Tlantar sighed and then drifted around the village of Asmie looking at the young, unmated women. It soon became quite obvious to him that old man Tlerik had forgotten how to keep his mouth shut, because it seemed that every time Tlantar turned around, there was another grossly overdressed young woman standing there fluttering her eyelashes at him.

Though he probably never would have used that exact word, Tlantar turned and fled. He’d spent much of his life hunting, but being hunted made him go cold all over.

He was several miles off to the west of Asmie when he stopped to catch his breath.

“You idiot!” a shrill voice came from the grass not ten yards away. “I’ve been tracking that hare all morning, and you just frightened him so much that he’ll probably still be running next week.”

“I’m sorry,” Tlantar apologized. “Something just happened in Asmie that upset me quite a bit. I’ll help you chase down that hare, if you’d like.”

“Forget it,” the voice came crisply out of the tall grass. “He’s at least a mile away by now.” The speaker stood up, and Tlantar immediately realized that the person who’d just scolded him was not some half-grown boy. It was a young woman instead, but she wasn’t wearing a dress. Her clothes were made of leather, and they fit her tightly enough to reveal certain attri-butes that definitely identified her as female. She wasn’t very tall, and her braided hair was pale blond.

“Are you from Asmie?” Tlantar asked her. “I’ve lived there all my life, and I don’t think I’ve ever seen you there.”

“I don’t go into town very often,” the young woman replied. “There’s nothing there that interests me.”

“Are you saying that you live alone out here in the meadowland?”

“I didn’t say that at all. Where I live is none of your concern.”

“I wasn’t trying to pry or anything,” Tlantar apologized, “but I don’t think I’ve ever encountered a Matan woman who lives alone and spends her time hunting before.”

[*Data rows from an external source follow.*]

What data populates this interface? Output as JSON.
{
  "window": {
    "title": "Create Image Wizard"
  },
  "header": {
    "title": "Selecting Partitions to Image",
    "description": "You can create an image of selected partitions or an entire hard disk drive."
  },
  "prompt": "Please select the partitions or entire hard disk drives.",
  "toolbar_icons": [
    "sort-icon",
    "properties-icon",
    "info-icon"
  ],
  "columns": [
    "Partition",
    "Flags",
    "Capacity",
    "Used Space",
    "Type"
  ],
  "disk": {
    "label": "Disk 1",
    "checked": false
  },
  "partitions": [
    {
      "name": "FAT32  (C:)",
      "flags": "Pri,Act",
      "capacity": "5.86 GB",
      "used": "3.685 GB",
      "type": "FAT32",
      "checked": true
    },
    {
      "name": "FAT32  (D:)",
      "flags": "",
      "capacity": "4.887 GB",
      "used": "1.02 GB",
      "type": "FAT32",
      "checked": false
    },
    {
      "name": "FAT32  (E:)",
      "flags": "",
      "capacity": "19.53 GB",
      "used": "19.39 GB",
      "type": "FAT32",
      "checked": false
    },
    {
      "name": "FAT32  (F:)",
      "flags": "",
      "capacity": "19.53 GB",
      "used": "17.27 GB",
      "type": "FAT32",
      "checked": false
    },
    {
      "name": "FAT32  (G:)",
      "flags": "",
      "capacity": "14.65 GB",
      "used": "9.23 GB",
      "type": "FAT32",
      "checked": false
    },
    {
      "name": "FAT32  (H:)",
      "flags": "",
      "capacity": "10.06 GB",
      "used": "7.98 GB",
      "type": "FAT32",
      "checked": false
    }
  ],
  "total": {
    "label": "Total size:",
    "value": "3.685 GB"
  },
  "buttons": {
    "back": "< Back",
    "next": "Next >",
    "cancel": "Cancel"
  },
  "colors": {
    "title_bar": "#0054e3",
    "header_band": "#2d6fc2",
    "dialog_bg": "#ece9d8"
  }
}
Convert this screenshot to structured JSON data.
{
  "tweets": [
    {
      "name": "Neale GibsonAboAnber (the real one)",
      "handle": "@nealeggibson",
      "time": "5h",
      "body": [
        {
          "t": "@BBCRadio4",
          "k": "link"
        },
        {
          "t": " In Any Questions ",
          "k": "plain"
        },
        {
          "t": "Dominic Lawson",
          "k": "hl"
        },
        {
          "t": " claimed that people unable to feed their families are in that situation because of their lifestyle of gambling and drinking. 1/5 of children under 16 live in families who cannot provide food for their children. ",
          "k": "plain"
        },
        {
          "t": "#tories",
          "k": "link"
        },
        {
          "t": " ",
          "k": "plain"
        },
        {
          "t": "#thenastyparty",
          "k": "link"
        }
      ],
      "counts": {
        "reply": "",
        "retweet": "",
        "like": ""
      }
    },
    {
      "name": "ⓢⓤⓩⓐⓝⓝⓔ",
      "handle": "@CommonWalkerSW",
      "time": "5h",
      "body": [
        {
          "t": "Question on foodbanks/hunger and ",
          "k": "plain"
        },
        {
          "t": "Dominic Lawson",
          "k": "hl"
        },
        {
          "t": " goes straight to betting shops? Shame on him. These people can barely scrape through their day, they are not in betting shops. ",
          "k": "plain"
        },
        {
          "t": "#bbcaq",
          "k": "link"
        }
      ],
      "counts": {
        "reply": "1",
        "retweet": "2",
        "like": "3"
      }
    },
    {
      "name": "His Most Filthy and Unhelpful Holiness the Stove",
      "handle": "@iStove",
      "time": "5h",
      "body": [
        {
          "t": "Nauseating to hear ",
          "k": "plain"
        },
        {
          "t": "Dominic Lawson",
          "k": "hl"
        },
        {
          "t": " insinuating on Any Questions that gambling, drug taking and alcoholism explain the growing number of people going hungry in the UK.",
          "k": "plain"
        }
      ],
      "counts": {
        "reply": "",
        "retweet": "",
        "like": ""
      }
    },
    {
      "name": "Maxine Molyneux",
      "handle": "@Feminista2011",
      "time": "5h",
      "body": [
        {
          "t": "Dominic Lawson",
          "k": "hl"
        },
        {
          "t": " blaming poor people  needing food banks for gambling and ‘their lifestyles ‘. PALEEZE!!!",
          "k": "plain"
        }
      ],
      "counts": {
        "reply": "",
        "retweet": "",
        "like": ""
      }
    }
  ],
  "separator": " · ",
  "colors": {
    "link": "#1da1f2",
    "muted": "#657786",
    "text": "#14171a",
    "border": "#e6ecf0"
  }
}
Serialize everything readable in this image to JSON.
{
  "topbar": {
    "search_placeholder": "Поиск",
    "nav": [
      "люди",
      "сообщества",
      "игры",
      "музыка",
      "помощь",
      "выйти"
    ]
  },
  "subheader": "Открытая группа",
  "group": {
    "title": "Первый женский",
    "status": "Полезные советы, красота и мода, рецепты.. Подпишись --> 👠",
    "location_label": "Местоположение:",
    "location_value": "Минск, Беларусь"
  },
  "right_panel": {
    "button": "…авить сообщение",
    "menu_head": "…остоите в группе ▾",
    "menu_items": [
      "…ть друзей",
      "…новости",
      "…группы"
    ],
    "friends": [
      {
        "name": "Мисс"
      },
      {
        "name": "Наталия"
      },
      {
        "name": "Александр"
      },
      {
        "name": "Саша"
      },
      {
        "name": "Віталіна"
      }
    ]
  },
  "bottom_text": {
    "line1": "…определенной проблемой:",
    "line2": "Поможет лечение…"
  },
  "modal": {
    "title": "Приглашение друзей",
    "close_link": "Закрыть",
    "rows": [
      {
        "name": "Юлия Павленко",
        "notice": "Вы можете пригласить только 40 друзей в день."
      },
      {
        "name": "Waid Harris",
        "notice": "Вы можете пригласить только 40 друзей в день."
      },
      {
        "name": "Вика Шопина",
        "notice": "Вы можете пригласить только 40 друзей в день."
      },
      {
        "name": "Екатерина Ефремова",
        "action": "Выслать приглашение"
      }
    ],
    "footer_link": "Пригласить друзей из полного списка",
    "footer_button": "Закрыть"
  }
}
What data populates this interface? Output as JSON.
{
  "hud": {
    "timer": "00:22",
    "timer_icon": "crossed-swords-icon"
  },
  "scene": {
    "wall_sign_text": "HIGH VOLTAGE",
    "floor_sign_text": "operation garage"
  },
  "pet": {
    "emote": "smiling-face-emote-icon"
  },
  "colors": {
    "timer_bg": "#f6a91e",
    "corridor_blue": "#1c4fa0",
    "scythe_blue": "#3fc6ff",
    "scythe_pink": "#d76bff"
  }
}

“There aren’t too many of us,” she admitted, coiling up what appeared to be a sling and tucking it under her belt. “It might seem a bit strange to you, but women do know how to hunt—and to fish as well. Someday, I might even make myself a spear and have a try at a bison.”

“I wouldn’t recommend it,” Tlantar told her. “Bison can be very dangerous if you rub them the wrong way.”

“I didn’t intend to rub them. I’m going to kill them.”

“You might want to think about that just a bit,” Tlantar advised. “I lost my father in a bison stampede a month or so ago. He was getting old, so he couldn’t run very fast anymore.”

“I’m very sorry,” she said. “I lost my father in the same way when I was about eight years old.”

“Are you saying that you’ve lived alone out here since you were only eight?”

“I didn’t come right out and say it,” she replied tartly, “but that’s pretty much the way my life’s been. I can take these meadow hares with my sling and I’ve got a nice sharp fish-spear, so I usually have plenty to eat. Why were you running just now? Is there somebody after you?”

Tlantar made a wry face. “More than one somebody,” he replied. “The tribal elders told me that I should be mated, and somehow word of that leaked out. Now every unmated young lady in Asmie has her eyes on me.”

“You’ve already found the answer to that. Just run away, and stay out in the meadow until the young ladies find somebody else to chase.”

“I wish I could do that,” Tlantar replied, “but I have certain responsibilities in Asmie. There are several lazy incompetents there who’d really like to be the chief. If one of them gets the job, the village won’t even be there after a few years.”

“This is all very interesting,” the young woman said, “but I need something for supper, and you just frightened off my hare, so it’s time for me to go hunting again.”